Food that last forever
Includes links to 50 Healthy Mexican Recipe Videos
Preserving food to last through the cold months or packaging or bottling it to travel long distances has long been a concern. Napoleon stated, “An army travels on its stomach.” He was referring to the problems involved with transporting sufficient food to keep his men fed. The Napoleonic soldiers were often hungry, thanks to the difficulty of transporting fresh food. Just to show that he was serious about solving this problem, he offered a reward of 12,000 francs to anyone who could come up with a solution.
The award was given to Nicholas Appert in 1810. After trying a variety of methods – including attempting to remove air from his glass jars – he devised a method that worked. The food was placed in a glass bottle, then corked and sealed with wax. The glass bottles were then wrapped in canvas, and boiled in water. The result was bottled foodstuffs that could be transported, even though the jars were breakable. Appert published a book titled, The Art of Preserving Animal and Vegetable Substances.
Two years later, Brian Donkin found a way to substitute tin for the fragile glass, and the canning industry was born. It made its way to American, where Gail Borden used the technique to preserve milk so it could be transported to the inner cities.
There were problems along the way with this journey toward portable food preservation. The first was the sealant used on the cans. The early ones were soldered closed using lead solder. Of course, if you are on a battlefield where you could be shot down at any minute, lead poisoning probably isn't high on your list of worries. Second, it took forty years before anyone invented a can opener. Napoleon's men were forced to use their swords to open the cans, a process that probably didn't do the sword any good, and no doubt was less than satisfactory for getting those cans opened without spilling the contents.
Readers might be wondering at this point why modern home canning is usually done in glass jars, following methods that are similar to the ones Appert developed. The answer is somewhat complex.
Canning in metal requires more specialized equipment than canning in jars. Once the cans are filled, the lids must be sealed on. The cans will then need to be heated to destroy bacteria. (The first ones were made fifty years before Louis Pasteur did his ground-breaking work, so neither Appert or Donkin knew why it was that some cans would be just fine, while others would spoil. In early canning efforts, if the can was sealed and did not bulge, it was presumed to be safe to eat. No one knew about botulism, that hidden killer that can lurk in an improperly bottled jar of green beans.
The equipment for canning in tins is more expensive than that needed to can in glass bottles.
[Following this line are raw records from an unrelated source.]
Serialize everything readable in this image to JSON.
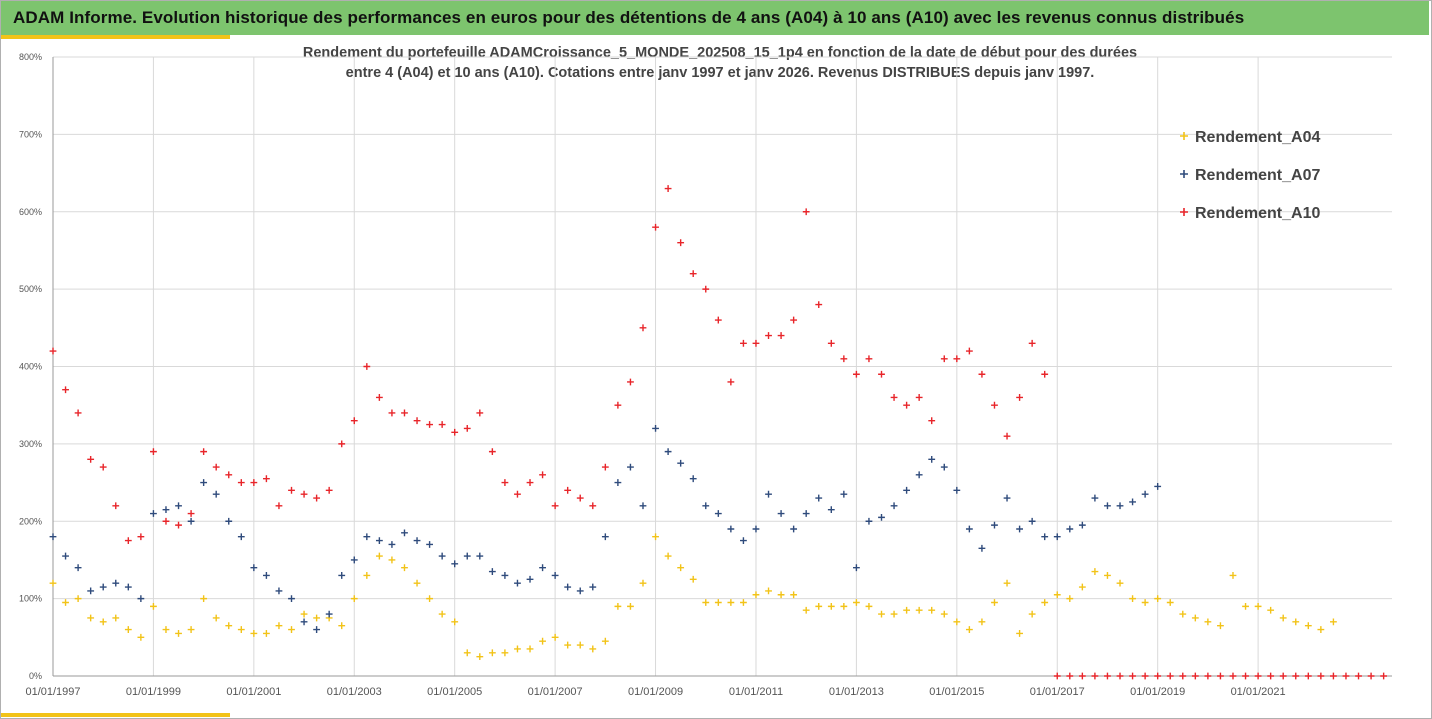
{
  "banner": {
    "title": "ADAM Informe. Evolution historique des performances en euros pour des détentions de 4 ans (A04) à 10 ans (A10) avec les revenus connus distribués",
    "background": "#7dc46e",
    "accent": "#f2c318"
  },
  "chart_data": {
    "type": "scatter",
    "title_line1": "Rendement du portefeuille ADAMCroissance_5_MONDE_202508_15_1p4  en fonction de la date de début pour des durées",
    "title_line2": "entre 4 (A04) et 10 ans (A10). Cotations entre janv 1997 et janv 2026. Revenus DISTRIBUES depuis janv 1997.",
    "xlabel": "",
    "ylabel": "",
    "x_ticks": [
      "01/01/1997",
      "01/01/1999",
      "01/01/2001",
      "01/01/2003",
      "01/01/2005",
      "01/01/2007",
      "01/01/2009",
      "01/01/2011",
      "01/01/2013",
      "01/01/2015",
      "01/01/2017",
      "01/01/2019",
      "01/01/2021"
    ],
    "y_ticks": [
      "0%",
      "100%",
      "200%",
      "300%",
      "400%",
      "500%",
      "600%",
      "700%",
      "800%"
    ],
    "xlim": [
      "01/01/1997",
      "01/09/2023"
    ],
    "ylim": [
      0,
      8
    ],
    "grid": true,
    "legend_position": "top-right",
    "marker": "+",
    "series": [
      {
        "name": "Rendement_A04",
        "color": "#f2c318",
        "x": [
          "1997-01",
          "1997-04",
          "1997-07",
          "1997-10",
          "1998-01",
          "1998-04",
          "1998-07",
          "1998-10",
          "1999-01",
          "1999-04",
          "1999-07",
          "1999-10",
          "2000-01",
          "2000-04",
          "2000-07",
          "2000-10",
          "2001-01",
          "2001-04",
          "2001-07",
          "2001-10",
          "2002-01",
          "2002-04",
          "2002-07",
          "2002-10",
          "2003-01",
          "2003-04",
          "2003-07",
          "2003-10",
          "2004-01",
          "2004-04",
          "2004-07",
          "2004-10",
          "2005-01",
          "2005-04",
          "2005-07",
          "2005-10",
          "2006-01",
          "2006-04",
          "2006-07",
          "2006-10",
          "2007-01",
          "2007-04",
          "2007-07",
          "2007-10",
          "2008-01",
          "2008-04",
          "2008-07",
          "2008-10",
          "2009-01",
          "2009-04",
          "2009-07",
          "2009-10",
          "2010-01",
          "2010-04",
          "2010-07",
          "2010-10",
          "2011-01",
          "2011-04",
          "2011-07",
          "2011-10",
          "2012-01",
          "2012-04",
          "2012-07",
          "2012-10",
          "2013-01",
          "2013-04",
          "2013-07",
          "2013-10",
          "2014-01",
          "2014-04",
          "2014-07",
          "2014-10",
          "2015-01",
          "2015-04",
          "2015-07",
          "2015-10",
          "2016-01",
          "2016-04",
          "2016-07",
          "2016-10",
          "2017-01",
          "2017-04",
          "2017-07",
          "2017-10",
          "2018-01",
          "2018-04",
          "2018-07",
          "2018-10",
          "2019-01",
          "2019-04",
          "2019-07",
          "2019-10",
          "2020-01",
          "2020-04",
          "2020-07",
          "2020-10",
          "2021-01",
          "2021-04",
          "2021-07",
          "2021-10",
          "2022-01",
          "2022-04",
          "2022-07"
        ],
        "values": [
          1.2,
          0.95,
          1.0,
          0.75,
          0.7,
          0.75,
          0.6,
          0.5,
          0.9,
          0.6,
          0.55,
          0.6,
          1.0,
          0.75,
          0.65,
          0.6,
          0.55,
          0.55,
          0.65,
          0.6,
          0.8,
          0.75,
          0.75,
          0.65,
          1.0,
          1.3,
          1.55,
          1.5,
          1.4,
          1.2,
          1.0,
          0.8,
          0.7,
          0.3,
          0.25,
          0.3,
          0.3,
          0.35,
          0.35,
          0.45,
          0.5,
          0.4,
          0.4,
          0.35,
          0.45,
          0.9,
          0.9,
          1.2,
          1.8,
          1.55,
          1.4,
          1.25,
          0.95,
          0.95,
          0.95,
          0.95,
          1.05,
          1.1,
          1.05,
          1.05,
          0.85,
          0.9,
          0.9,
          0.9,
          0.95,
          0.9,
          0.8,
          0.8,
          0.85,
          0.85,
          0.85,
          0.8,
          0.7,
          0.6,
          0.7,
          0.95,
          1.2,
          0.55,
          0.8,
          0.95,
          1.05,
          1.0,
          1.15,
          1.35,
          1.3,
          1.2,
          1.0,
          0.95,
          1.0,
          0.95,
          0.8,
          0.75,
          0.7,
          0.65,
          1.3,
          0.9,
          0.9,
          0.85,
          0.75,
          0.7,
          0.65,
          0.6,
          0.7
        ]
      },
      {
        "name": "Rendement_A07",
        "color": "#2f4b7c",
        "x": [
          "1997-01",
          "1997-04",
          "1997-07",
          "1997-10",
          "1998-01",
          "1998-04",
          "1998-07",
          "1998-10",
          "1999-01",
          "1999-04",
          "1999-07",
          "1999-10",
          "2000-01",
          "2000-04",
          "2000-07",
          "2000-10",
          "2001-01",
          "2001-04",
          "2001-07",
          "2001-10",
          "2002-01",
          "2002-04",
          "2002-07",
          "2002-10",
          "2003-01",
          "2003-04",
          "2003-07",
          "2003-10",
          "2004-01",
          "2004-04",
          "2004-07",
          "2004-10",
          "2005-01",
          "2005-04",
          "2005-07",
          "2005-10",
          "2006-01",
          "2006-04",
          "2006-07",
          "2006-10",
          "2007-01",
          "2007-04",
          "2007-07",
          "2007-10",
          "2008-01",
          "2008-04",
          "2008-07",
          "2008-10",
          "2009-01",
          "2009-04",
          "2009-07",
          "2009-10",
          "2010-01",
          "2010-04",
          "2010-07",
          "2010-10",
          "2011-01",
          "2011-04",
          "2011-07",
          "2011-10",
          "2012-01",
          "2012-04",
          "2012-07",
          "2012-10",
          "2013-01",
          "2013-04",
          "2013-07",
          "2013-10",
          "2014-01",
          "2014-04",
          "2014-07",
          "2014-10",
          "2015-01",
          "2015-04",
          "2015-07",
          "2015-10",
          "2016-01",
          "2016-04",
          "2016-07",
          "2016-10",
          "2017-01",
          "2017-04",
          "2017-07",
          "2017-10",
          "2018-01",
          "2018-04",
          "2018-07",
          "2018-10",
          "2019-01"
        ],
        "values": [
          1.8,
          1.55,
          1.4,
          1.1,
          1.15,
          1.2,
          1.15,
          1.0,
          2.1,
          2.15,
          2.2,
          2.0,
          2.5,
          2.35,
          2.0,
          1.8,
          1.4,
          1.3,
          1.1,
          1.0,
          0.7,
          0.6,
          0.8,
          1.3,
          1.5,
          1.8,
          1.75,
          1.7,
          1.85,
          1.75,
          1.7,
          1.55,
          1.45,
          1.55,
          1.55,
          1.35,
          1.3,
          1.2,
          1.25,
          1.4,
          1.3,
          1.15,
          1.1,
          1.15,
          1.8,
          2.5,
          2.7,
          2.2,
          3.2,
          2.9,
          2.75,
          2.55,
          2.2,
          2.1,
          1.9,
          1.75,
          1.9,
          2.35,
          2.1,
          1.9,
          2.1,
          2.3,
          2.15,
          2.35,
          1.4,
          2.0,
          2.05,
          2.2,
          2.4,
          2.6,
          2.8,
          2.7,
          2.4,
          1.9,
          1.65,
          1.95,
          2.3,
          1.9,
          2.0,
          1.8,
          1.8,
          1.9,
          1.95,
          2.3,
          2.2,
          2.2,
          2.25,
          2.35,
          2.45
        ]
      },
      {
        "name": "Rendement_A10",
        "color": "#e8252a",
        "x": [
          "1997-01",
          "1997-04",
          "1997-07",
          "1997-10",
          "1998-01",
          "1998-04",
          "1998-07",
          "1998-10",
          "1999-01",
          "1999-04",
          "1999-07",
          "1999-10",
          "2000-01",
          "2000-04",
          "2000-07",
          "2000-10",
          "2001-01",
          "2001-04",
          "2001-07",
          "2001-10",
          "2002-01",
          "2002-04",
          "2002-07",
          "2002-10",
          "2003-01",
          "2003-04",
          "2003-07",
          "2003-10",
          "2004-01",
          "2004-04",
          "2004-07",
          "2004-10",
          "2005-01",
          "2005-04",
          "2005-07",
          "2005-10",
          "2006-01",
          "2006-04",
          "2006-07",
          "2006-10",
          "2007-01",
          "2007-04",
          "2007-07",
          "2007-10",
          "2008-01",
          "2008-04",
          "2008-07",
          "2008-10",
          "2009-01",
          "2009-04",
          "2009-07",
          "2009-10",
          "2010-01",
          "2010-04",
          "2010-07",
          "2010-10",
          "2011-01",
          "2011-04",
          "2011-07",
          "2011-10",
          "2012-01",
          "2012-04",
          "2012-07",
          "2012-10",
          "2013-01",
          "2013-04",
          "2013-07",
          "2013-10",
          "2014-01",
          "2014-04",
          "2014-07",
          "2014-10",
          "2015-01",
          "2015-04",
          "2015-07",
          "2015-10",
          "2016-01",
          "2016-04",
          "2016-07",
          "2016-10",
          "2017-01",
          "2017-04",
          "2017-07",
          "2017-10",
          "2018-01",
          "2018-04",
          "2018-07",
          "2018-10",
          "2019-01",
          "2019-04",
          "2019-07",
          "2019-10",
          "2020-01",
          "2020-04",
          "2020-07",
          "2020-10",
          "2021-01",
          "2021-04",
          "2021-07",
          "2021-10",
          "2022-01",
          "2022-04",
          "2022-07",
          "2022-10",
          "2023-01",
          "2023-04",
          "2023-07"
        ],
        "values": [
          4.2,
          3.7,
          3.4,
          2.8,
          2.7,
          2.2,
          1.75,
          1.8,
          2.9,
          2.0,
          1.95,
          2.1,
          2.9,
          2.7,
          2.6,
          2.5,
          2.5,
          2.55,
          2.2,
          2.4,
          2.35,
          2.3,
          2.4,
          3.0,
          3.3,
          4.0,
          3.6,
          3.4,
          3.4,
          3.3,
          3.25,
          3.25,
          3.15,
          3.2,
          3.4,
          2.9,
          2.5,
          2.35,
          2.5,
          2.6,
          2.2,
          2.4,
          2.3,
          2.2,
          2.7,
          3.5,
          3.8,
          4.5,
          5.8,
          6.3,
          5.6,
          5.2,
          5.0,
          4.6,
          3.8,
          4.3,
          4.3,
          4.4,
          4.4,
          4.6,
          6.0,
          4.8,
          4.3,
          4.1,
          3.9,
          4.1,
          3.9,
          3.6,
          3.5,
          3.6,
          3.3,
          4.1,
          4.1,
          4.2,
          3.9,
          3.5,
          3.1,
          3.6,
          4.3,
          3.9,
          0,
          0,
          0,
          0,
          0,
          0,
          0,
          0,
          0,
          0,
          0,
          0,
          0,
          0,
          0,
          0,
          0,
          0,
          0,
          0,
          0,
          0,
          0,
          0,
          0,
          0,
          0
        ]
      }
    ]
  }
}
It is also easier to see if the food is still good when it is preserved in transparent glass. Incidentally, “can” is short for “canister.” As we all know, canisters can be made from all sorts of materials, so if you've ever wondered why foodstuffs preserved in glass jars was said to the “canned,” rather than “bottled”, that is the explanation.
Since this is a book about the very basics of home canning, it only addresses putting up your food in glass. Preserving food in metal cylinders requires a specialized sealer is a technique for experienced food preservers.